Demokratikleşme paketi ve Barış Süreci
30 Eylül’de açıklanan Demokratikleşme Paketi HRW uzmanları tarafından Türkiye’deki antidemokratik geleneği hedef alan olumlu bir gelişme olarak değerlendirildi. Kamuda başörtü serbestisi, yüzde 10 seçim barajının iptali ihtimali ve anadilde eğitime getirilmiş yasakların yumuşatılması kurum gözlemcileri tarafından olumlu karşılandı. Buna karşın yeni anayasa sürecinin tıkanması da HRW raporuna girdi. Kürt halkına yönelik sürdürülen barış sürecinde atılan adımlar da Türkiye’deki olumlu gelişmeler olarak gösterildi. PKK lideri Abdullah Öcalan’la barış görüşmeleri kapsamında masaya oturulması ve bu bağlamda ateşkes sağlanarak, TSK ile PKK arasındaki çatışmalardan kaynaklanan ölüm olayı olmamasına da raporda değinildi.

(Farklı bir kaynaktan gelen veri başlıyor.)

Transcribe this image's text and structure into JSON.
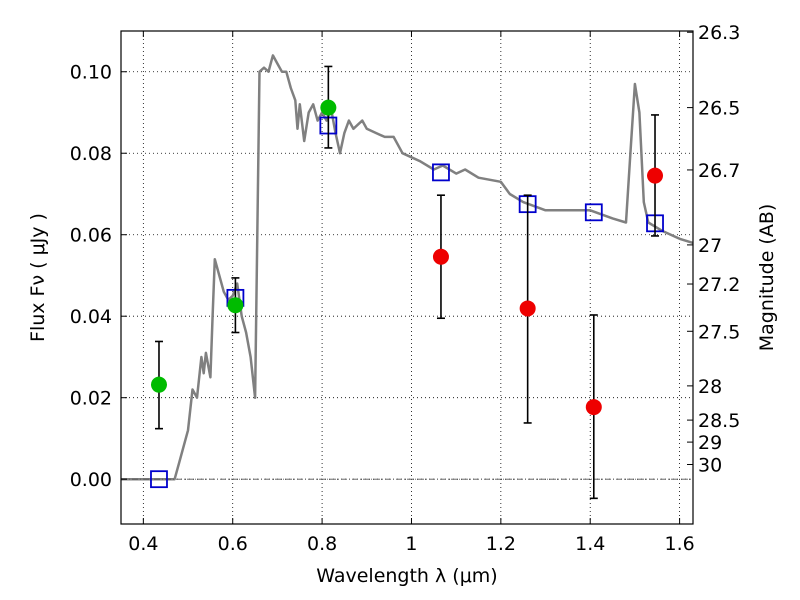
{
  "chart_data": {
    "type": "scatter",
    "xlabel": "Wavelength  λ (μm)",
    "ylabel": "Flux  Fν  ( μJy )",
    "ylabel_right": "Magnitude (AB)",
    "xlim": [
      0.35,
      1.63
    ],
    "ylim": [
      -0.011,
      0.11
    ],
    "grid": true,
    "x_ticks": [
      0.4,
      0.6,
      0.8,
      1.0,
      1.2,
      1.4,
      1.6
    ],
    "x_tick_labels": [
      "0.4",
      "0.6",
      "0.8",
      "1",
      "1.2",
      "1.4",
      "1.6"
    ],
    "y_ticks": [
      0.0,
      0.02,
      0.04,
      0.06,
      0.08,
      0.1
    ],
    "y_tick_labels": [
      "0.00",
      "0.02",
      "0.04",
      "0.06",
      "0.08",
      "0.10"
    ],
    "right_ticks": [
      {
        "label": "26.3",
        "flux": 0.1097
      },
      {
        "label": "26.5",
        "flux": 0.0912
      },
      {
        "label": "26.7",
        "flux": 0.0759
      },
      {
        "label": "27",
        "flux": 0.0575
      },
      {
        "label": "27.2",
        "flux": 0.0479
      },
      {
        "label": "27.5",
        "flux": 0.0363
      },
      {
        "label": "28",
        "flux": 0.0229
      },
      {
        "label": "28.5",
        "flux": 0.0145
      },
      {
        "label": "29",
        "flux": 0.0091
      },
      {
        "label": "30",
        "flux": 0.0036
      }
    ],
    "colors": {
      "model": "#808080",
      "green": "#00bb00",
      "red": "#ee0000",
      "square": "#0000cc",
      "errorbar": "#000000"
    },
    "series": [
      {
        "kind": "line",
        "points": [
          [
            0.35,
            0.0
          ],
          [
            0.47,
            0.0
          ],
          [
            0.48,
            0.004
          ],
          [
            0.5,
            0.012
          ],
          [
            0.51,
            0.022
          ],
          [
            0.52,
            0.02
          ],
          [
            0.53,
            0.03
          ],
          [
            0.535,
            0.026
          ],
          [
            0.54,
            0.031
          ],
          [
            0.55,
            0.025
          ],
          [
            0.555,
            0.04
          ],
          [
            0.56,
            0.054
          ],
          [
            0.57,
            0.05
          ],
          [
            0.58,
            0.046
          ],
          [
            0.59,
            0.044
          ],
          [
            0.6,
            0.045
          ],
          [
            0.61,
            0.048
          ],
          [
            0.62,
            0.04
          ],
          [
            0.63,
            0.036
          ],
          [
            0.64,
            0.03
          ],
          [
            0.65,
            0.02
          ],
          [
            0.655,
            0.06
          ],
          [
            0.66,
            0.1
          ],
          [
            0.67,
            0.101
          ],
          [
            0.68,
            0.1
          ],
          [
            0.69,
            0.104
          ],
          [
            0.7,
            0.102
          ],
          [
            0.71,
            0.1
          ],
          [
            0.72,
            0.1
          ],
          [
            0.73,
            0.096
          ],
          [
            0.74,
            0.093
          ],
          [
            0.745,
            0.086
          ],
          [
            0.75,
            0.092
          ],
          [
            0.76,
            0.083
          ],
          [
            0.77,
            0.09
          ],
          [
            0.78,
            0.092
          ],
          [
            0.79,
            0.088
          ],
          [
            0.8,
            0.09
          ],
          [
            0.81,
            0.088
          ],
          [
            0.82,
            0.091
          ],
          [
            0.83,
            0.085
          ],
          [
            0.84,
            0.08
          ],
          [
            0.85,
            0.085
          ],
          [
            0.86,
            0.088
          ],
          [
            0.87,
            0.086
          ],
          [
            0.88,
            0.087
          ],
          [
            0.89,
            0.088
          ],
          [
            0.9,
            0.086
          ],
          [
            0.92,
            0.085
          ],
          [
            0.94,
            0.084
          ],
          [
            0.96,
            0.084
          ],
          [
            0.98,
            0.08
          ],
          [
            1.0,
            0.079
          ],
          [
            1.02,
            0.078
          ],
          [
            1.05,
            0.076
          ],
          [
            1.07,
            0.077
          ],
          [
            1.1,
            0.075
          ],
          [
            1.12,
            0.076
          ],
          [
            1.15,
            0.074
          ],
          [
            1.2,
            0.073
          ],
          [
            1.22,
            0.07
          ],
          [
            1.25,
            0.068
          ],
          [
            1.3,
            0.066
          ],
          [
            1.35,
            0.066
          ],
          [
            1.4,
            0.066
          ],
          [
            1.45,
            0.064
          ],
          [
            1.48,
            0.063
          ],
          [
            1.49,
            0.08
          ],
          [
            1.5,
            0.097
          ],
          [
            1.51,
            0.09
          ],
          [
            1.52,
            0.068
          ],
          [
            1.53,
            0.063
          ],
          [
            1.56,
            0.061
          ],
          [
            1.6,
            0.059
          ],
          [
            1.63,
            0.058
          ]
        ]
      },
      {
        "kind": "errorbar",
        "name": "green",
        "points": [
          {
            "x": 0.435,
            "y": 0.0232,
            "lo": 0.0124,
            "hi": 0.0338
          },
          {
            "x": 0.606,
            "y": 0.0427,
            "lo": 0.036,
            "hi": 0.0494
          },
          {
            "x": 0.814,
            "y": 0.0912,
            "lo": 0.0813,
            "hi": 0.1013
          }
        ]
      },
      {
        "kind": "errorbar",
        "name": "red",
        "points": [
          {
            "x": 1.066,
            "y": 0.0546,
            "lo": 0.0395,
            "hi": 0.0697
          },
          {
            "x": 1.26,
            "y": 0.0419,
            "lo": 0.0138,
            "hi": 0.0697
          },
          {
            "x": 1.408,
            "y": 0.0177,
            "lo": -0.0047,
            "hi": 0.0403
          },
          {
            "x": 1.545,
            "y": 0.0745,
            "lo": 0.0597,
            "hi": 0.0894
          }
        ]
      },
      {
        "kind": "markers",
        "name": "model_photometry",
        "points": [
          [
            0.435,
            0.0
          ],
          [
            0.606,
            0.0445
          ],
          [
            0.814,
            0.0868
          ],
          [
            1.066,
            0.0753
          ],
          [
            1.26,
            0.0675
          ],
          [
            1.408,
            0.0655
          ],
          [
            1.545,
            0.0628
          ]
        ]
      }
    ]
  }
}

Rapordaki en kritik kısımlardan biriyse Suriye’deki iç savaşın Türkiye’ye olan etkileri üzerineydi. Kasım itibarıyla Türkiye’nin yaklaşık 500 bin göçmene ev sahipliği yaptığı vurgulanırken, Şubat ayında Cilvegözü’ndeki bir saldırıda 18, Mayıs ayında Reyhanlı’daki patlamalarda ise 52 yurttaşın hayatını kaybettiğine dikkat çekildi.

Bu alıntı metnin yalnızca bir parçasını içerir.